The FTX Foundation's Future Fund is a philanthropic fund making grants and investments to ambitious projects in order to improve humanity's long-term prospects.
We have a longlist of project ideas that we’d be excited to help launch.
We’re now announcing a prize for new project ideas to add to this longlist. If you submit an idea, and we like it enough to add to the website, we’ll pay you a prize of $5,000 (or more in exceptional cases). We’ll also attribute the idea to you on the website (unless you prefer to be anonymous).
All submissions must be received in the next week, i.e. by Monday, March 7, 2022.
We are excited about this prize for two main reasons:
- We would love to add great ideas to our list of projects.
- We are excited about experimenting with prizes to jumpstart creative ideas.
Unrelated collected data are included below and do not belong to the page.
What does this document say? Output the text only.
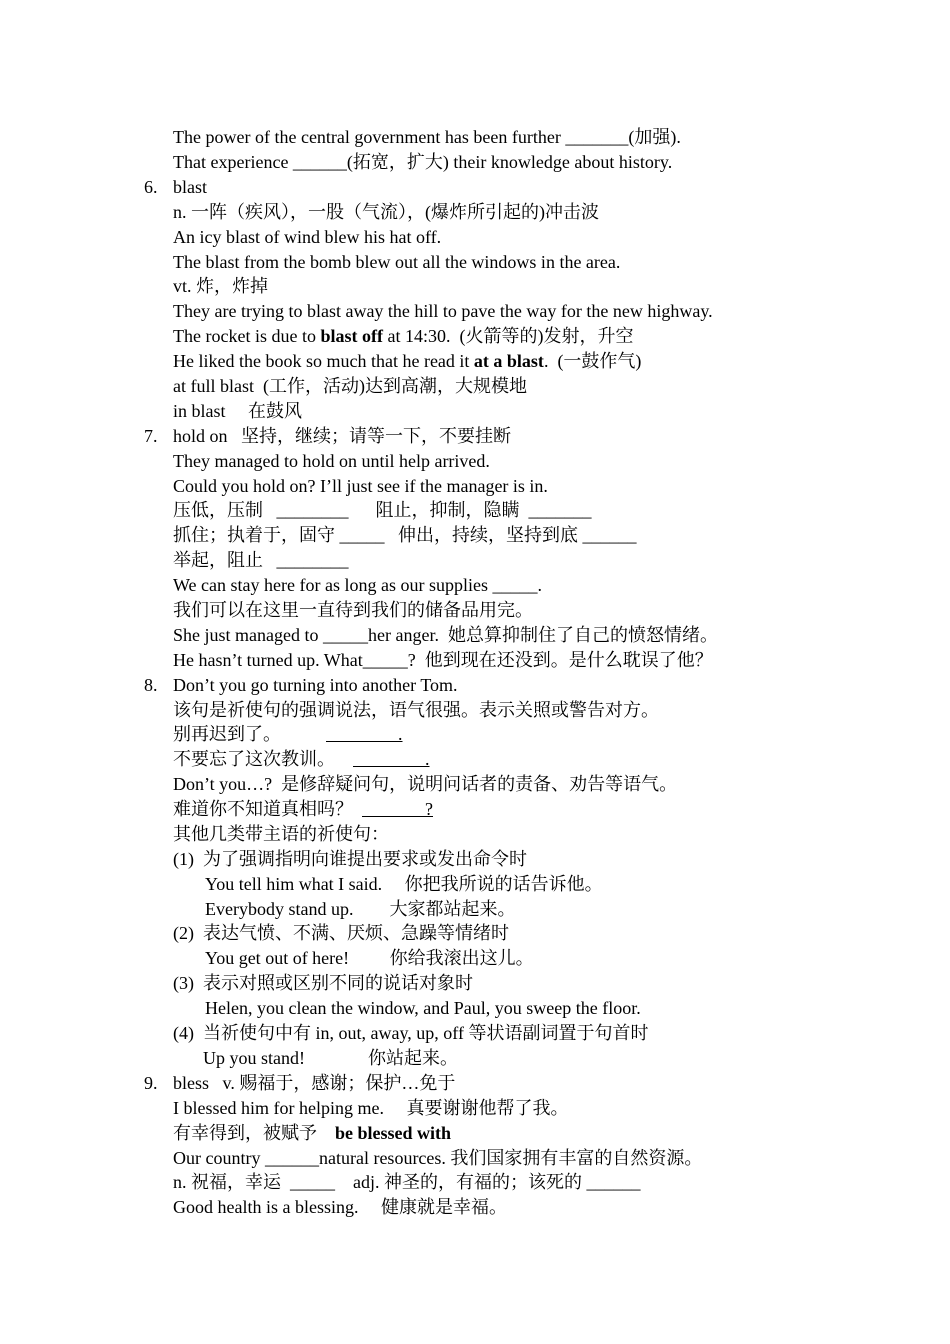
The power of the central government has been further _______(加强).
That experience ______(拓宽，扩大) their knowledge about history.
6. blast
n. 一阵（疾风），一股（气流），(爆炸所引起的)冲击波
An icy blast of wind blew his hat off.
The blast from the bomb blew out all the windows in the area.
vt. 炸，炸掉
They are trying to blast away the hill to pave the way for the new highway.
The rocket is due to blast off at 14:30.  (火箭等的)发射，升空
He liked the book so much that he read it at a blast.  (一鼓作气)
at full blast  (工作，活动)达到高潮，大规模地
in blast     在鼓风
7. hold on   坚持，继续；请等一下，不要挂断
They managed to hold on until help arrived.
Could you hold on? I’ll just see if the manager is in.
压低，压制   ________      阻止，抑制，隐瞒  _______
抓住；执着于，固守 _____   伸出，持续，坚持到底 ______
举起，阻止   ________
We can stay here for as long as our supplies _____.
我们可以在这里一直待到我们的储备品用完。
She just managed to _____her anger.  她总算抑制住了自己的愤怒情绪。
He hasn’t turned up. What_____?  他到现在还没到。是什么耽误了他？
8. Don’t you go turning into another Tom.
该句是祈使句的强调说法，语气很强。表示关照或警告对方。
别再迟到了。                          .
不要忘了这次教训。                    .
Don’t you…?  是修辞疑问句，说明问话者的责备、劝告等语气。
难道你不知道真相吗？                ?
其他几类带主语的祈使句：
(1) 为了强调指明向谁提出要求或发出命令时
You tell him what I said.     你把我所说的话告诉他。
Everybody stand up.        大家都站起来。
(2) 表达气愤、不满、厌烦、急躁等情绪时
You get out of here!         你给我滚出这儿。
(3) 表示对照或区别不同的说话对象时
Helen, you clean the window, and Paul, you sweep the floor.
(4) 当祈使句中有 in, out, away, up, off 等状语副词置于句首时
Up you stand!              你站起来。
9. bless   v. 赐福于，感谢；保护…免于
I blessed him for helping me.     真要谢谢他帮了我。
有幸得到，被赋予    be blessed with
Our country ______natural resources. 我们国家拥有丰富的自然资源。
n. 祝福，幸运  _____    adj. 神圣的，有福的；该死的 ______
Good health is a blessing.     健康就是幸福。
To participate, you can either
- Add your proposal as a comment to this post (one proposal per comment, please), or
- Fill in this form
Please write your project idea in the same format as the project ideas on our website. Here’s an example:
Early detection center
Biorisk and Recovery from Catastrophes
By the time we find out about novel pathogens, they’ve already spread far and wide, as we saw with Covid-19. Earlier detection would increase the amount of time we have to respond to biothreats. Moreover, existing systems are almost exclusively focused on known pathogens—we could do a lot better by creating pathogen-agnostic systems that can detect unknown pathogens. We’d like to see a system that collects samples from wastewater or travelers, for example, and then performs a full metagenomic scan for anything that could be dangerous
You can also provide further explanation, if you think the case for including your project idea will not be obvious to us on its face.
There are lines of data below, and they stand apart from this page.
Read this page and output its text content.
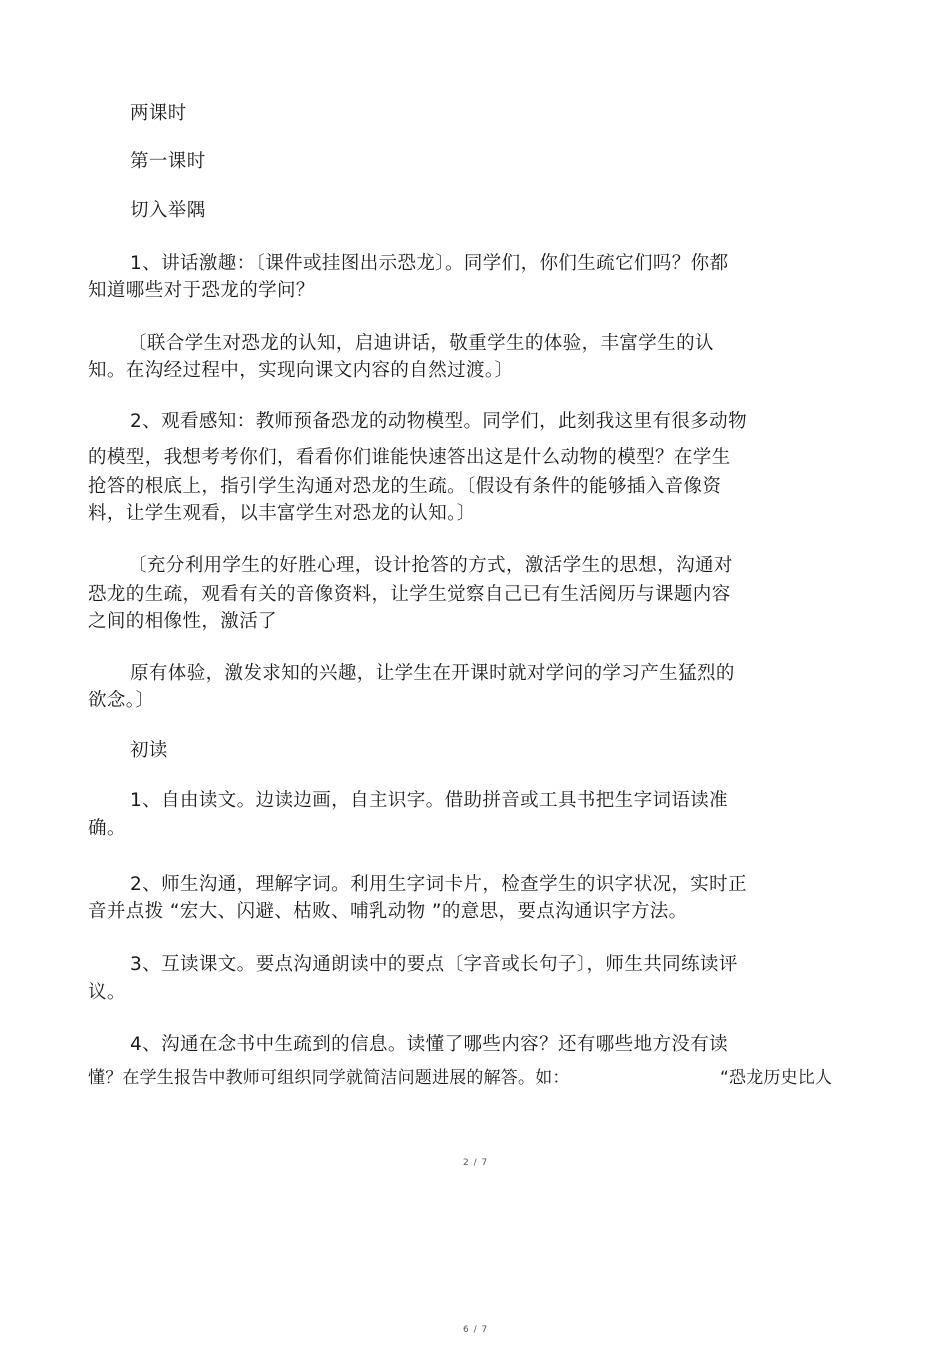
两课时
第一课时
切入举隅
1、讲话激趣：〔课件或挂图出示恐龙〕。同学们，你们生疏它们吗？你都
知道哪些对于恐龙的学问？
〔联合学生对恐龙的认知，启迪讲话，敬重学生的体验，丰富学生的认
知。在沟经过程中，实现向课文内容的自然过渡。〕
2、观看感知：教师预备恐龙的动物模型。同学们，此刻我这里有很多动物
的模型，我想考考你们，看看你们谁能快速答出这是什么动物的模型？在学生
抢答的根底上，指引学生沟通对恐龙的生疏。〔假设有条件的能够插入音像资
料，让学生观看，以丰富学生对恐龙的认知。〕
〔充分利用学生的好胜心理，设计抢答的方式，激活学生的思想，沟通对
恐龙的生疏，观看有关的音像资料，让学生觉察自己已有生活阅历与课题内容
之间的相像性，激活了
原有体验，激发求知的兴趣，让学生在开课时就对学问的学习产生猛烈的
欲念。〕
初读
1、自由读文。边读边画，自主识字。借助拼音或工具书把生字词语读准
确。
2、师生沟通，理解字词。利用生字词卡片，检查学生的识字状况，实时正
音并点拨 “宏大、闪避、枯败、哺乳动物 ”的意思，要点沟通识字方法。
3、互读课文。要点沟通朗读中的要点〔字音或长句子〕，师生共同练读评
议。
4、沟通在念书中生疏到的信息。读懂了哪些内容？还有哪些地方没有读
懂？在学生报告中教师可组织同学就简洁问题进展的解答。如：	“恐龙历史比人
2 / 7
6 / 7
Some rules and fine print:
- You may submit refinements of ideas already on our website, but these might receive only a portion of the full prize.
- At our discretion, we will award partial prizes for submissions that are proposed by multiple people, or require additional work for us to make viable.
- At our discretion, we will award larger prizes for submissions that we really like.
- Prizes will be awarded at the sole discretion of the Future Fund.
We’re happy to answer questions, though it might take us a few days to respond due to other programs and content we're launching right now.
We’re excited to see what you come up with!
(Thanks to Owen Cotton-Barratt for helpful discussion and feedback.)
Prestigious forecasting tournaments for students
Epistemic institutions, empowering exceptional people
To scale up forecasting efforts, we will need a large body of excellent forecasters to recruit from. Forecasting is a skill that improves over time, and it takes time to build a track record to distinguish excellent forecasters from the rest - particularly on long-term questions. Additionally, forecasting builds generally useful research and rationality skills, and supports model-building and detailed understanding of question topics. Therefore, getting students to forecast high-impact questions might be particularly useful for both students own development and the development of the forecasting community.
While existing forecasting platforms allow students to participate, the prestige and compensation offered by success is limited, especially outside of the narrow forecasting community.
We would be excited to fund highly prestigious forecasting tournaments for students, similar to the Maths Olympiad and IGEM in that it would aim to attract top talent, while being focussed on highly impactful questions. A second option is working with universities to give course credit for participation and success in the tournaments. In either case - excellent student forecasters would be rewarded by a prestigious marker on their CV, and fast-tracked application to superforecasting organisations.